Dinit can also run as a normal process, and can be started in this case by a
regular user.

By default, regardless of whether it runs as a system or user process, Dinit
will look for and start the service named "boot". This service should be
configured with dependencies which will cause any other desired services to
start. You can specify alternative services to start via the `dinit` command
line (consult the man page for more information).

## Controlling services

### Service hierarchy and states

Services can depend on other services for operation, and so form a
dependency hierarchy. Starting a service which depends on another
causes that other service to start (and the first service waits until
the latter has started before its process is launched and it is itself
considered started).

Services are considered _active_ when they are not stopped. Services
can also be explicitly marked as active (this normally happens when you
explicitly start a service). Finally, a service with an active dependent
is also considered active.

If a service stops and becomes inactive (i.e. it is not explicitly marked
active and has no active dependents) then any services it depends on will
also be marked inactive and stopped unless they have other active
dependents, or were explicitly started and marked active.

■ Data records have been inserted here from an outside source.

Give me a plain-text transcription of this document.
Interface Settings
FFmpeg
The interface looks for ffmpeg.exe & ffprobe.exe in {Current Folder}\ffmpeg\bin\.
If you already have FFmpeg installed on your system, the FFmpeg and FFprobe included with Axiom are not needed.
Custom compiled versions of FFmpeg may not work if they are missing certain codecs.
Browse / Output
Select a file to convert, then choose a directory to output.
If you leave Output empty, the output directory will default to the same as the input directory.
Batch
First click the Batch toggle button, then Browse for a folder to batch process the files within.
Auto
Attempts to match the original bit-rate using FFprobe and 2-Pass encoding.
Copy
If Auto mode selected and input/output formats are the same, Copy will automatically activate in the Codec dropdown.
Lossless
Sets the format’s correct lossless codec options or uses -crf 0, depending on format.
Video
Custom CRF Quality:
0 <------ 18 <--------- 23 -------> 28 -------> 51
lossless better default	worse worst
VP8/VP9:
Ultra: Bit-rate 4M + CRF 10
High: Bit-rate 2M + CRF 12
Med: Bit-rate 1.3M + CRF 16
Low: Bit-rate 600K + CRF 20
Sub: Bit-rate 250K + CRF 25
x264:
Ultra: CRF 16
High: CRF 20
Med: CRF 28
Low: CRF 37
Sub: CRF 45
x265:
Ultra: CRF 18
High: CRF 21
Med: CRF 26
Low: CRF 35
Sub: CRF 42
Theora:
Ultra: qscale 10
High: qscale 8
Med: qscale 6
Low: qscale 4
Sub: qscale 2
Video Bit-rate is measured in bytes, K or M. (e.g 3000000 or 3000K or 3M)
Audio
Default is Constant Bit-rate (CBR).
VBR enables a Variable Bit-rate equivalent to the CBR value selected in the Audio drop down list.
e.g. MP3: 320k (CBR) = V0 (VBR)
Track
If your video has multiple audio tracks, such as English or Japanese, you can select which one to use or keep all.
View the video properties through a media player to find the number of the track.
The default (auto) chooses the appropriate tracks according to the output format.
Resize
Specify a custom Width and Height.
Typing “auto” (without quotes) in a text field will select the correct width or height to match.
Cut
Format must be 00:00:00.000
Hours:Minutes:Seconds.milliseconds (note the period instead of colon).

What this means is that, in general, starting an (inactive, stopped)
service and then stopping it will return the system to its prior state -
no dependencies which were started automatically will be left running.

### Using dinitctl

You can use the "dinitctl" utility to start and stop services. Typical invocations
are:

    dinitctl start <service-name>
    dinitctl stop <service-name>
    dinitctl release <service-name>

Note that a "start" marks the service active, as well as starting it if it is
not already started; the opposite of this is actually "release", which clears
the active mark and stops it if it has no active dependent services. The "stop"
command by default acts as a "release" that also forces the service to stop
(although it may then immediately restart, depending on how it and its
dependents are configured).

Use the "-s" switch to talk the "system" instance of Dinit, rather than a
personal instance, e.g:

    dinitctl -s start mysql   # start system mysql service

For complete details on the command line, use:

    dinitctl --help

You can "pin" a service in either the stopped or started state, which prevents
it from changing state either due to a dependency/dependent or a direct
command:

    dinitctl -s start --pin mysql  # start mysql service, pin it as "started"
    dinitctl -s stop mysql  # issues stop, but doesn't take effect due to pin
    dinitctl -s unpin mysql # release pin; service will now stop

You can pin a service in the stopped state in order to make sure it doesn't
get started accidentally (either via a dependency or directly). You can also
use it to temporarily keep stopped a service that would otherwise restart
immediately when you stopped it (because it, or a dependent, is configured
to restart automatically).

Finally, you can list the state of all loaded services:

    dinitctl -s list

This may result in something like the following:

    [{+}     ] boot
    [{+}     ] tty1 (pid: 300)
    [{+}     ] tty2 (pid: 301)
    [{+}     ] tty3 (pid: 302)
    [{+}     ] tty4 (pid: 303)
    [{+}     ] loginready (has console)
    [{+}     ] rcboot
    [{+}     ] filesystems
    [{+}     ] udevd (pid: 4)
    [     {-}] mysql

The above represents a number of started services and one stopped service
(mysql). Services transitioning state (starting or stopping) are displayed
with an arrow indicating the transition direction:

    [{ }<<   ] mysql     # starting
    [   >>{ }] mysql     # stopping
    
The curly brackets indicate the desired state, which may not be the state to
which the service is currently transitioning. For example:

    [   <<{ }] mysql     # starting, but will stop after starting
    [{ }>>   ] mysql     # stopping, but will restart once stopped

Remember that a "starting" service may be waiting for its dependencies to
start, and a "stopping" service may be waiting for its dependencies to stop.